Berlin. US-Präsident Biden droht mit dem Aus der Gas-Pipeline Nord Stream 2, wenn Russland in der Ukraine einmarschiert. Das wären die Folgen.

Die Warnung von US-Präsident Joe Biden ist deutlich. Fallen russische Soldaten in der Ukraine ein, wäre dies das Aus für die Gas-Pipeline Nord Stream 2 in der Ostsee. „Wir werden dem ein Ende setzen“, macht Biden beim Antrittsbesuch von Bundeskanzler Olaf Scholz (SPD) im Weißen Haus klar.

Die Pipeline soll ab diesem Jahr große Mengen russisches Erdgas nach Deutschland bringen. Was würde ein Aus bedeuten? Antworten auf die wichtigsten Fragen.

Wie viel Gas benötigt Deutschland und woher kommt es?
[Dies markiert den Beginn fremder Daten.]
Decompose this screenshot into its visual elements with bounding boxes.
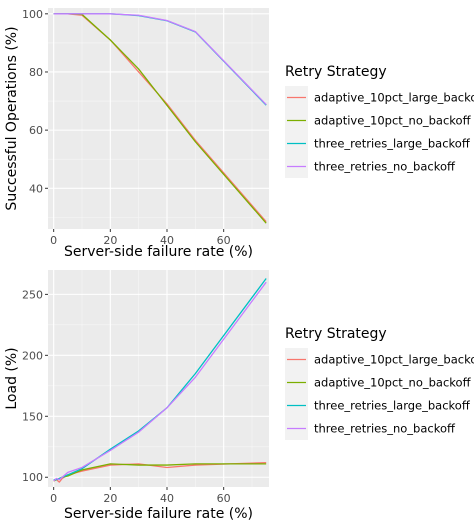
y-tick-label: 80 <box>29 66 43 79</box>
legend-label-adaptive_10pct_large_backoff: adaptive_10pct_large_backoff <box>314 353 474 367</box>
y-tick-label: 100 <box>22 8 43 21</box>
series-line-three_retries_no_backoff <box>53 281 267 482</box>
series-line-three_retries_no_backoff <box>53 13 267 105</box>
y-tick-label: 60 <box>29 124 43 137</box>
x-tick-label: 60 <box>217 234 231 247</box>
y-axis-title: Successful Operations (%) <box>4 26 20 210</box>
y-tick-label: 200 <box>22 349 43 362</box>
legend-title: Retry Strategy <box>285 326 387 342</box>
x-tick-label: 0 <box>50 234 57 247</box>
plot-background <box>48 8 269 229</box>
legend-label-three_retries_no_backoff: three_retries_no_backoff <box>314 160 456 174</box>
x-tick-label: 60 <box>217 492 231 505</box>
legend-label-three_retries_large_backoff: three_retries_large_backoff <box>314 137 471 151</box>
x-tick-label: 20 <box>103 492 117 505</box>
y-tick-label: 150 <box>22 410 43 423</box>
chart-panel-1: 0 20 40 60 40 60 80 100 Server-side failure rate… <box>4 8 474 260</box>
chart-panel-2: 0 20 40 60 100 150 200 250 Server-side failure r… <box>4 270 474 522</box>
y-tick-label: 250 <box>22 288 43 301</box>
series-line-adaptive_10pct_large_backoff <box>53 461 267 483</box>
x-axis-title: Server-side failure rate (%) <box>64 244 253 260</box>
legend-label-adaptive_10pct_large_backoff: adaptive_10pct_large_backoff <box>314 91 474 105</box>
legend-label-adaptive_10pct_no_backoff: adaptive_10pct_no_backoff <box>314 376 472 390</box>
y-tick-label: 40 <box>29 182 43 195</box>
legend-label-three_retries_large_backoff: three_retries_large_backoff <box>314 399 471 413</box>
x-axis-title: Server-side failure rate (%) <box>64 506 253 522</box>
x-tick-label: 20 <box>103 234 117 247</box>
legend-title: Retry Strategy <box>285 64 387 80</box>
x-tick-label: 40 <box>160 492 174 505</box>
y-axis-title: Load (%) <box>4 347 20 409</box>
legend-label-three_retries_no_backoff: three_retries_no_backoff <box>314 422 456 436</box>
legend: Retry Strategy adaptive_10pct_large_backo… <box>285 326 474 440</box>
legend-label-adaptive_10pct_no_backoff: adaptive_10pct_no_backoff <box>314 114 472 128</box>
x-tick-label: 40 <box>160 234 174 247</box>
x-tick-label: 0 <box>50 492 57 505</box>
plot-background <box>48 270 269 487</box>
legend: Retry Strategy adaptive_10pct_large_backo… <box>285 64 474 178</box>
y-tick-label: 100 <box>22 471 43 484</box>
Nach Angaben des Bundesverbands der Energie- und Wasserwirtschaft (BDEW) lag der Erdgasverbrauch 2021 in Deutschland bei 1003 Terawattstunden (rund 100 Milliarden Kubikmeter). Industrie und Haushalte stehen für jeweils rund ein Drittel des Verbrauchs, Gaskraftwerke für rund 15 Prozent.

Ohne Importe geht es nicht: Die inländischen Gasvorkommen, die sich vor allem in Niedersachsen befinden, decken weniger als fünf Prozent des Bedarfs. Mehr als die Hälfte kommt aus Russland, der Rest aus Norwegen und mit sinkender Tendenz aus den Niederlanden.

Was ist Nord Stream 2?

Die 1200 Kilometer lange Pipeline soll mehr russisches Erdgas quer durch die Ostsee nach Westeuropa bringen. Durch die fertig verlegte Doppelrohr-Leitung zwischen Ust-Luga in Russland und Lubmin bei Greifswald sollen jährlich künftig 55 Milliarden Kubikmeter Gas fließen.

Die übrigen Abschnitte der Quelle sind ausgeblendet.